With Father’s Day rolling around this year while the country and world remain in the throes of a pandemic, Father’s Day has the potential to be even more complicated than usual. As a family of three, rather than a family of four, we are confronted by our loss every moment of every day of this pandemic.
I will once again do my best to keep the day uncomplicated for my kids. I’ll keep us off social media and avoid places with Father’s Day paraphernalia plastered everywhere (easy to do, since we are staying home more than not until every step out of the house feels a little less perilous). But it’s going to be a complicated day.
And maybe that’s okay. Maybe even if I can’t un-complicate a complicated day, I have to remember that complicated days are followed, eventually, by easy mornings. The truth I learned as a father-less child, and the one my children are learning every day, is that sometimes complicated days build you up, even as they threaten to tear you down.

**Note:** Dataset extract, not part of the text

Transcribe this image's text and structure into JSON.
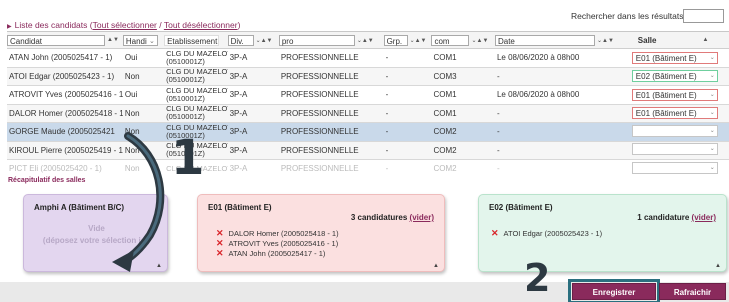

Complicated days are hard, but complicated days also, sometimes, prepare you for the next complicated day. Because complicated days don’t exist in a vacuum. And while I wish with every breath in my body that my kids had the uncomplicated Father’s Day I always wanted, it’s comforting to know they are learning to be a little more prepared for whatever tomorrow will bring.
Father’s Day will always be complicated, for me and for my kids. There’s no way to smooth out the rough edges of this day or to make the words that bring our loss to the forefront any less jagged, but we can choose to still celebrate the day, celebrate the memory and the man, and we can choose to redefine complicated in the way that brings us a little more light and love than before.